Short-Term Price Benchmark Trends
ERC’s average benchmark price for retail electricity remained virtually unchanged last week, increasing marginallyly (-0.11%) to $0.0749 per kilowatt hour. Once again, Texas bucked the trend, increasing its benchmark price by 1.69% in response to a high level of cooling demand. Compared to this time last month, the states posting a meaningful increase in electricity prices include New York (+4.86%), Illinois (+2.93%), Texas (+2.67%), and Pennsylvania (+2.22%).
Above normal temperatures in the six to ten day outlook are now forecast for only the eastern half of the country, with the rest expecting mostly below normal temperatures. The eight to fourteen day forecast is similar to the shorter term forecast . Overall, the weekend forecasts are projecting less cooling demand than those issued earlier last week. The overall outlook for the rest of the summer, however, continues to anticipate above normal temperatures and sustained cooling demand.
Prompt month natural gas prices rose for the fifth straight week, settling last Friday at the highest level ($2.987/MMBtu) since May of last year. The next major technical resistance area around $2.95/mmbtu is right where the market was trading at last summer. The market is going to have to solidly breach this key technical resistance level and remain above it for several days to move to the next level. While we still have a substantial natural gas surplus, the continuing draw down on storage levels due to weak injections is likely going to drive natural gas values above the psychologically important $3.00 mark in the next week or two.

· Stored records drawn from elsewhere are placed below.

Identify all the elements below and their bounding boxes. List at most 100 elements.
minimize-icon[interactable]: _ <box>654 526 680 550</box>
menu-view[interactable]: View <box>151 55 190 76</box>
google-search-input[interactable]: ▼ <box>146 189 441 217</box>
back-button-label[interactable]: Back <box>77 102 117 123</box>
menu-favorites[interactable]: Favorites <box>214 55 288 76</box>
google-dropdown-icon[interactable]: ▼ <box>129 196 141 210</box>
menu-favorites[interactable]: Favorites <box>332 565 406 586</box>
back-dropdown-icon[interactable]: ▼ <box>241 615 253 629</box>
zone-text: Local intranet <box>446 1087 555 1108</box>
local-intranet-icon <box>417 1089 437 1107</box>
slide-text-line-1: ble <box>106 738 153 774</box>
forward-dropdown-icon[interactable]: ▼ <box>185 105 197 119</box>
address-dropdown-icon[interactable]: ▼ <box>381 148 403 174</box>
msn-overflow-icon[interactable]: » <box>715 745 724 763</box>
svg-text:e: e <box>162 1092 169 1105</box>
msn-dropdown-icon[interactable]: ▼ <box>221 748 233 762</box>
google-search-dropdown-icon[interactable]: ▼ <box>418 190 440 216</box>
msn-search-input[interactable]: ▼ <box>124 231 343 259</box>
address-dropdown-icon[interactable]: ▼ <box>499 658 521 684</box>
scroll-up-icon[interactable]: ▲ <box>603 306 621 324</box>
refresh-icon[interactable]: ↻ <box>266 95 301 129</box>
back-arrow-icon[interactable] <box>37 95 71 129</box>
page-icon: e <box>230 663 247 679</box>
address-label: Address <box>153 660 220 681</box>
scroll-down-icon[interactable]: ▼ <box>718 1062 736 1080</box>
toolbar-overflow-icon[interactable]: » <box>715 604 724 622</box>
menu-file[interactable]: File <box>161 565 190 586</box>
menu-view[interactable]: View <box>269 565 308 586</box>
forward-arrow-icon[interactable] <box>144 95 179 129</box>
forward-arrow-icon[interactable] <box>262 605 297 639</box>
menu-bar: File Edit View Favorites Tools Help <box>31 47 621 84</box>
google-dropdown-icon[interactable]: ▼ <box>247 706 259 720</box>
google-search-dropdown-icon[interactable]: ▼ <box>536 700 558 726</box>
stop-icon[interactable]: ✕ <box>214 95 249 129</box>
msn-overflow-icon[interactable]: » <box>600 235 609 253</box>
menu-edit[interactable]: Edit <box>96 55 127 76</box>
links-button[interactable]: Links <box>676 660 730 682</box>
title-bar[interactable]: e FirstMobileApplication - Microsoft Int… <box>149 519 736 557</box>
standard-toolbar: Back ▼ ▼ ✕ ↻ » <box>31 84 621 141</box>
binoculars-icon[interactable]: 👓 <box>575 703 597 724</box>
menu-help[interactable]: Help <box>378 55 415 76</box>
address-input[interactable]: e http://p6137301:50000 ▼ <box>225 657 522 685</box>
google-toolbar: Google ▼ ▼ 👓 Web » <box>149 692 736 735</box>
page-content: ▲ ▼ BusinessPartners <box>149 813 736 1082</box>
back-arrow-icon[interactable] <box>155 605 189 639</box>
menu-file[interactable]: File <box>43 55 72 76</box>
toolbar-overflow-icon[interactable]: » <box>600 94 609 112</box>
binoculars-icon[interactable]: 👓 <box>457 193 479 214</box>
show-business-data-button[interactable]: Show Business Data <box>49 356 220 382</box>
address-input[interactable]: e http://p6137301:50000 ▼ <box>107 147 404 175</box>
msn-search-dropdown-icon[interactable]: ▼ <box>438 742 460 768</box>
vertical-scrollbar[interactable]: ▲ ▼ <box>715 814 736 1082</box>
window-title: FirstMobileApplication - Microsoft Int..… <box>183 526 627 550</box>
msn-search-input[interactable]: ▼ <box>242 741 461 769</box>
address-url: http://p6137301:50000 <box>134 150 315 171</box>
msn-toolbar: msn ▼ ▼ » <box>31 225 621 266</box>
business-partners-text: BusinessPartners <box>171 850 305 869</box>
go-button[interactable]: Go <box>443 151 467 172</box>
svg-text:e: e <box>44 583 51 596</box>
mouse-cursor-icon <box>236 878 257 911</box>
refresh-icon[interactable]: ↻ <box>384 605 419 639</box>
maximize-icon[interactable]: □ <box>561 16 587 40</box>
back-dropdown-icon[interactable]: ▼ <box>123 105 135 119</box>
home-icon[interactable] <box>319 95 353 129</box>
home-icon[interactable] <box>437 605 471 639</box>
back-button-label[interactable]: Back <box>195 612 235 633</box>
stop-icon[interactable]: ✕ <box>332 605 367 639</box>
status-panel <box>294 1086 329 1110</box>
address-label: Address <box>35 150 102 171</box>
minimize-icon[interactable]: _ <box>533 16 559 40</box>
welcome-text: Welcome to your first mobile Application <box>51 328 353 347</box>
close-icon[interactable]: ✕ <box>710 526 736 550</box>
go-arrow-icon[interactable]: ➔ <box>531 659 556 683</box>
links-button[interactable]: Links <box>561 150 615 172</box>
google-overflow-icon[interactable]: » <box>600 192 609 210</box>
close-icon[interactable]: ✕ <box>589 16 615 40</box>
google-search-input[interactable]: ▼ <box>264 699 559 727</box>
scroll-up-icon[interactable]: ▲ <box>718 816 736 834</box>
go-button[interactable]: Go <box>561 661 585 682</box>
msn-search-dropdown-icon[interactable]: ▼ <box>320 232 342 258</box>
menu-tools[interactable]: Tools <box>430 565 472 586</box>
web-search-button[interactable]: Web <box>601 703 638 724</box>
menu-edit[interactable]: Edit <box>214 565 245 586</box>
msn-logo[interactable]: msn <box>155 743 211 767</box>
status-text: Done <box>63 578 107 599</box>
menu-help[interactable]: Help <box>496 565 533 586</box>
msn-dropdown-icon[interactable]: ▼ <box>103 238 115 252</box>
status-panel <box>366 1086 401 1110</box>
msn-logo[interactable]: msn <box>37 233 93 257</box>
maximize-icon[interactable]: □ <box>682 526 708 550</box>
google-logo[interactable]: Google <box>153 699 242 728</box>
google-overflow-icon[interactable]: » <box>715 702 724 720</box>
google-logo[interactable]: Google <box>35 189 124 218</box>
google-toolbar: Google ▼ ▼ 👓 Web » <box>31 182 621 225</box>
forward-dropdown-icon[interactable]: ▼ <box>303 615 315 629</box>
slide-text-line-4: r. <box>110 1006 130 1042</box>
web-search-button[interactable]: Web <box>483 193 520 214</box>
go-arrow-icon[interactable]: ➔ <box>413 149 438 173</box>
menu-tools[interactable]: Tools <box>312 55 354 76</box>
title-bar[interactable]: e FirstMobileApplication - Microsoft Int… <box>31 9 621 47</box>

Long-Term Price Benchmark Trends
Since its low in March, natural gas prices are now up an astounding 82.2%. Compare that with ERC’s average benchmark price for retail electricity, which has increased only 6.8% over the same timeframe. While retail electricity prices mirror the same upward trend as natural gas prices, the velocity at which gas prices have escalated over the past five months is much faster and steaper than electricity prices. This points out a fundamental difference between these two commodity markets. Natural gas is fundamentally more volatile and has more factors driving prices than the retail electricity market. Never the less, where gas goes- so goes electricity and both resources are headed upward with few factors aurguing for a downward trend any time in the foreseeable future.
James Moore, Ph.D., is CEO of the Energy Research Council (ERC). He has been CEO of several research companies, including TDC, a subsidiary of International Thomson; Highline Financial, a Thomson-Reuters company; and Mentis Corporation, which was acquired by Gartner Group. He has also served as Executive Director of The Global Futures Forum, an international think tank, and as Managing Director of Gartner Group’s Global Financial Services practice.
* ERC electricity price benchmarks are derived by: 1) aggregating daily matrix prices issued by many electricity suppliers across General Service tariff rate classes for each electric utility; 2) averaging each utility’s price benchmark together for a state-level benchmark; and 3) averaging state-level benchmarks across five business days to create weekly average price benchmarks, based on next month’s start date, for commercial customers with an annual usage of up to one million kWh. The high level of correlation between matrix and custom pricing makes ERC price benchmarks a reliable measure of how prices are trending, and the direction and velocity at which prices are changing week-over-week and month-over-month. This is similar to how the S&P and Dow measure the rate and direction of change in stock market prices over time.